In November 2021, Rio Tinto announcing their support for the new venture ‘Regeneration’, a Washington-based start-up aiming to extract valuable minerals and metals from mine tailings, waste rock and water. The mining industry notoriously has a ‘fast-follower’ culture, which ultimately in the short-term could be a big win for both mine operators looking to reduce long-term closure liability costs as well as for the environment.
So, what does this mean for Queensland? Mine waste reprocessing is by no means a new business venture; indeed, it has been the lifeblood for mines including New Century (zinc), Mount Carbine (tungsten) and soon Mount Morgan (gold) and Tick Hill (gold). It is noteworthy that these operations have focused on recovery of typically sought commodities (i.e., base and precious metals).
The Queensland State Government have recognised this and, aligning with the Federal Government's Australian critical metals strategy, they have invested over $1 million in a four-year program looking to uncover new value from mine waste. Specifically, teams at the University of Queensland are working on developing new characterisation workflows and optimising analytical instruments to identify these new commodities in mine wastes as well as metallurgical recovery methods to unlock the value.

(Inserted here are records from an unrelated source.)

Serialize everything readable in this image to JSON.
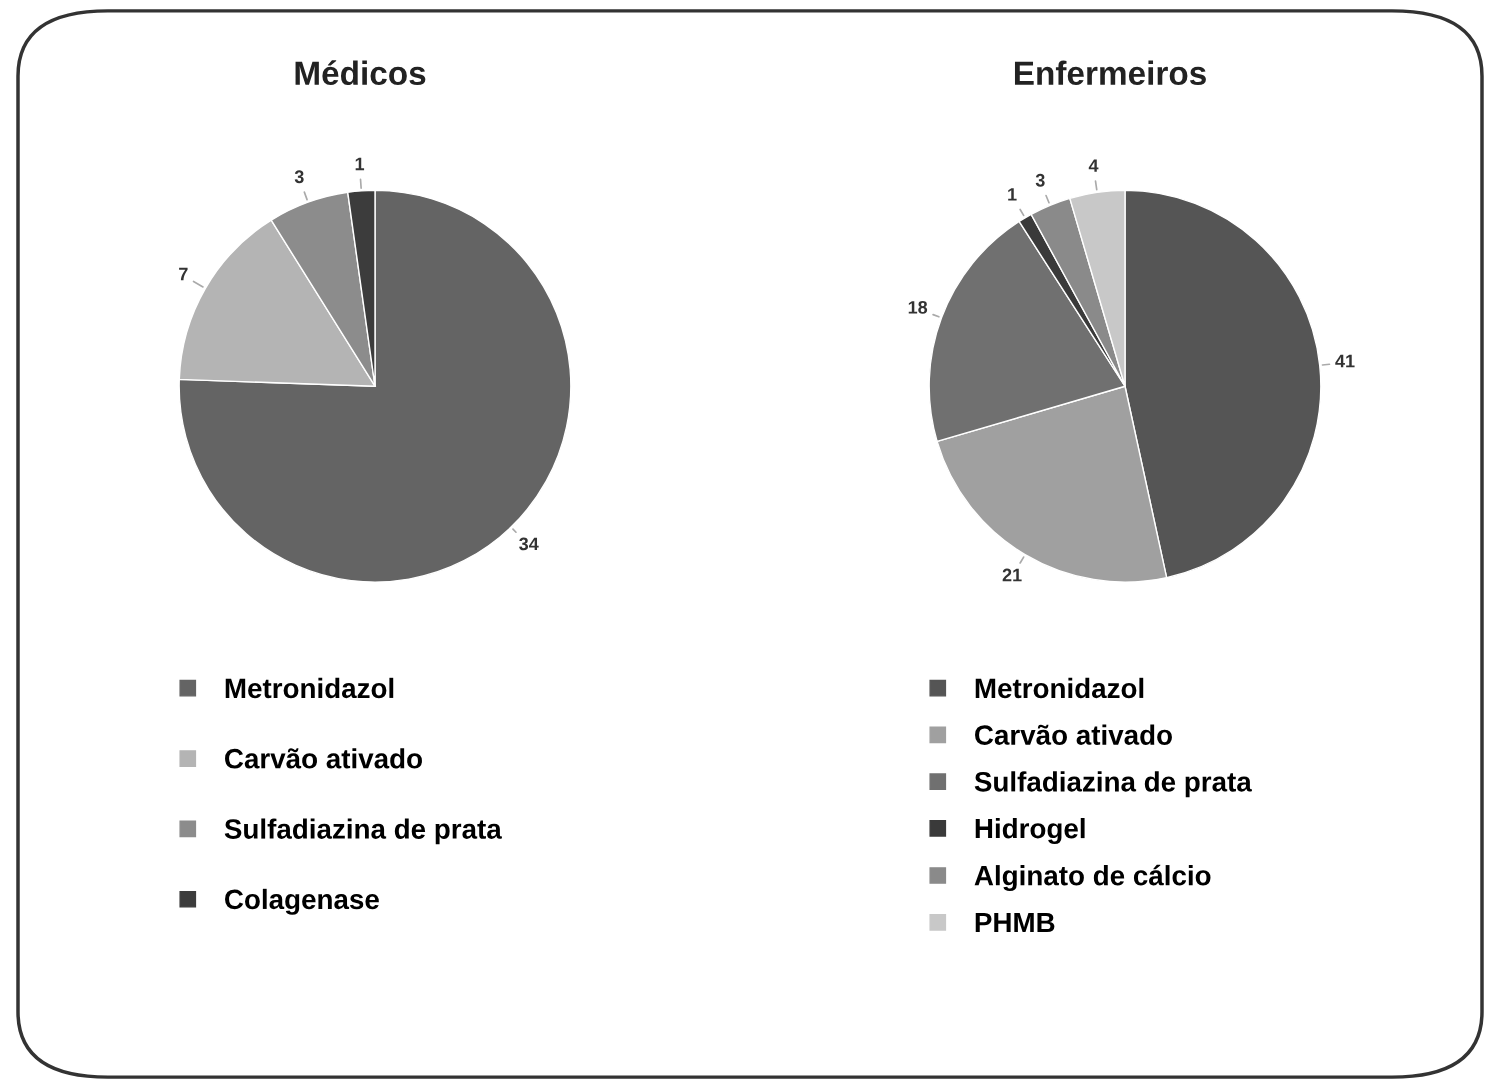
{
  "chart_data": [
    {
      "type": "pie",
      "title": "Médicos",
      "categories": [
        "Metronidazol",
        "Carvão ativado",
        "Sulfadiazina de prata",
        "Colagenase"
      ],
      "values": [
        34,
        7,
        3,
        1
      ],
      "colors": [
        "#646464",
        "#b4b4b4",
        "#8c8c8c",
        "#3c3c3c"
      ],
      "data_labels": true,
      "legend": "bottom"
    },
    {
      "type": "pie",
      "title": "Enfermeiros",
      "categories": [
        "Metronidazol",
        "Carvão ativado",
        "Sulfadiazina de prata",
        "Hidrogel",
        "Alginato de cálcio",
        "PHMB"
      ],
      "values": [
        41,
        21,
        18,
        1,
        3,
        4
      ],
      "colors": [
        "#555555",
        "#a0a0a0",
        "#707070",
        "#3a3a3a",
        "#8a8a8a",
        "#c8c8c8"
      ],
      "data_labels": true,
      "legend": "bottom"
    }
  ]
}
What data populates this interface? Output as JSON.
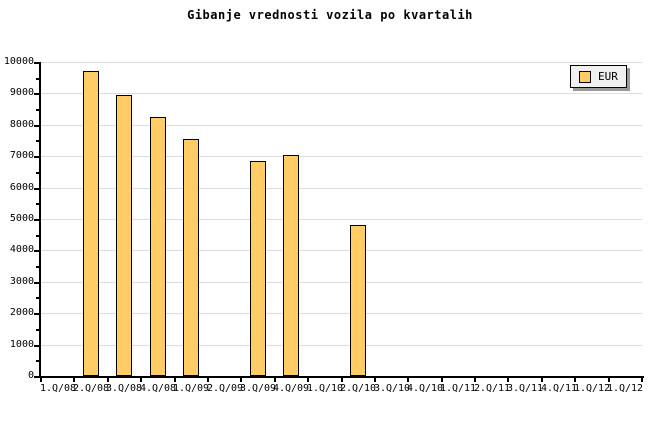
{
  "chart_data": {
    "type": "bar",
    "title": "Gibanje vrednosti vozila po kvartalih",
    "categories": [
      "1.Q/08",
      "2.Q/08",
      "3.Q/08",
      "4.Q/08",
      "1.Q/09",
      "2.Q/09",
      "3.Q/09",
      "4.Q/09",
      "1.Q/10",
      "2.Q/10",
      "3.Q/10",
      "4.Q/10",
      "1.Q/11",
      "2.Q/11",
      "3.Q/11",
      "4.Q/11",
      "1.Q/12",
      "1.Q/12"
    ],
    "series": [
      {
        "name": "EUR",
        "values": [
          null,
          9700,
          8950,
          8250,
          7550,
          null,
          6850,
          7050,
          null,
          4800,
          null,
          null,
          null,
          null,
          null,
          null,
          null,
          null
        ]
      }
    ],
    "xlabel": "",
    "ylabel": "",
    "ylim": [
      0,
      10000
    ],
    "ytick_labels": [
      "0",
      "1000",
      "2000",
      "3000",
      "4000",
      "5000",
      "6000",
      "7000",
      "8000",
      "9000",
      "10000"
    ],
    "ytick_values": [
      0,
      1000,
      2000,
      3000,
      4000,
      5000,
      6000,
      7000,
      8000,
      9000,
      10000
    ],
    "ytick_minor_interval": 500,
    "grid": "horizontal",
    "legend": {
      "position": "top-right",
      "entries": [
        {
          "label": "EUR",
          "color": "#FFCC66"
        }
      ]
    },
    "colors": {
      "bar_fill": "#FFCC66",
      "bar_border": "#000000",
      "grid": "#DDDDDD",
      "axis": "#000000",
      "text": "#000000",
      "background": "#FFFFFF",
      "legend_bg": "#F0F0F0",
      "legend_shadow": "#999999"
    }
  }
}
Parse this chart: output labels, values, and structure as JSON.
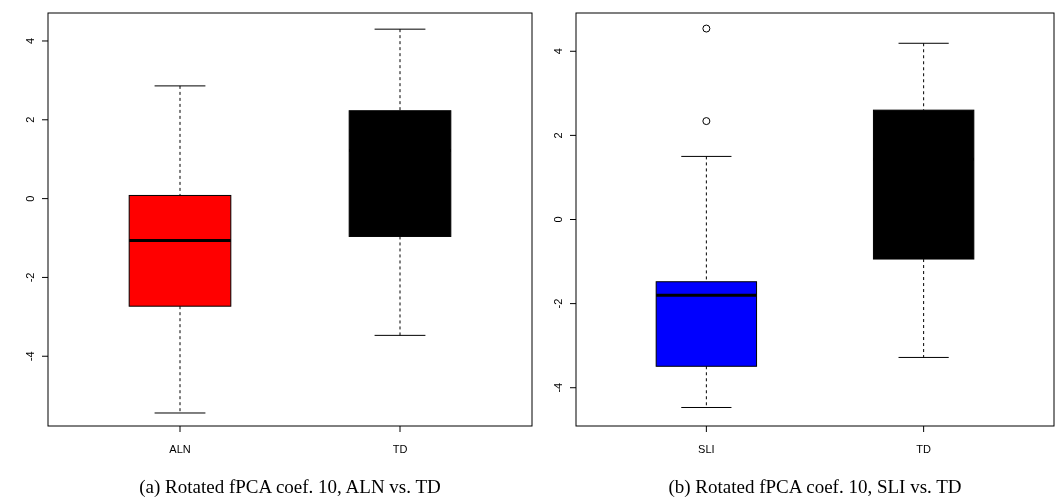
{
  "chart_data": [
    {
      "type": "box",
      "title": "(a) Rotated fPCA coef. 10, ALN vs. TD",
      "categories": [
        "ALN",
        "TD"
      ],
      "colors": [
        "#ff0000",
        "#000000"
      ],
      "ylim": [
        -5.77,
        4.71
      ],
      "yticks": [
        -4,
        -2,
        0,
        2,
        4
      ],
      "boxes": [
        {
          "low": -5.44,
          "q1": -2.73,
          "median": -1.06,
          "q3": 0.08,
          "high": 2.86
        },
        {
          "low": -3.47,
          "q1": -0.96,
          "median": 1.22,
          "q3": 2.23,
          "high": 4.3
        }
      ]
    },
    {
      "type": "box",
      "title": "(b) Rotated fPCA coef. 10, SLI vs. TD",
      "categories": [
        "SLI",
        "TD"
      ],
      "colors": [
        "#0000ff",
        "#000000"
      ],
      "ylim": [
        -4.91,
        4.91
      ],
      "yticks": [
        -4,
        -2,
        0,
        2,
        4
      ],
      "boxes": [
        {
          "low": -4.47,
          "q1": -3.49,
          "median": -1.8,
          "q3": -1.48,
          "high": 1.5,
          "outliers": [
            4.54,
            2.34
          ]
        },
        {
          "low": -3.28,
          "q1": -0.94,
          "median": 1.43,
          "q3": 2.6,
          "high": 4.19
        }
      ]
    }
  ]
}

To date, 16 sites have been characterised in detail, with a focus on cobalt, indium and rare earth elements in the North West and North East provinces. The waste sampled has ranged from tailings though to phosphogypsum slimes.
Research results indicate that cobalt is hosted primarily in pyrite (and other sulfides) around the Mount Isa-Osborne mine region. Geologically, cobalt is associated with iron oxide copper gold and sediment hosted deposits. Back-of-the-envelope calculations indicate there could be millions of tonnes of cobalt if, on average, copper mining has produced 998 million tonnes of waste rock and 640 Mt of tailings, assuming average cobalt grades in pyrite are around 0.2%.
To recover this value, ongoing research is focused on recovery using conventional methods, for example roasting, (bio) leaching and novel methods such as in-situ electrokinetic recovery. However, there is a further opportunity to grow the Mining Equipment and Technology Sector (METS) in Queensland through companies such as NSW-based Cobalt Blue collaborating with the Queensland State Government and the University of Queensland in this program.
Indeed, international investors are already taking note with the Japanese Oil, Gas and Metals National Corporation co-funding a detailed study for cobalt recovery from tailings at the Rocklands mine. Looking to the future, continued evaluation of mine waste as sources to supplement the demand for critical, or new economy, metals necessary to meet our future metals needs is vital.
Many new opportunities exist for Queensland, such as evaluating coal mine waste and bauxite residues as future resources of rare earth elements, selenium, gallium and germanium; rhenium extraction from tungsten mine waste or even indium from metallurgical slags. The real message that should have been delivered at COP26 was not to imply a future where mining shouldn’t exist. It should have been to deliver policies to mandate smarter mining with a systems thinking approach.
Identifying how existing and future mine waste could support the transition to a low-carbon future and benefit future societies is perhaps what the global community needs to put it on the pathway to pushing back the Doomsday clock a minute or two.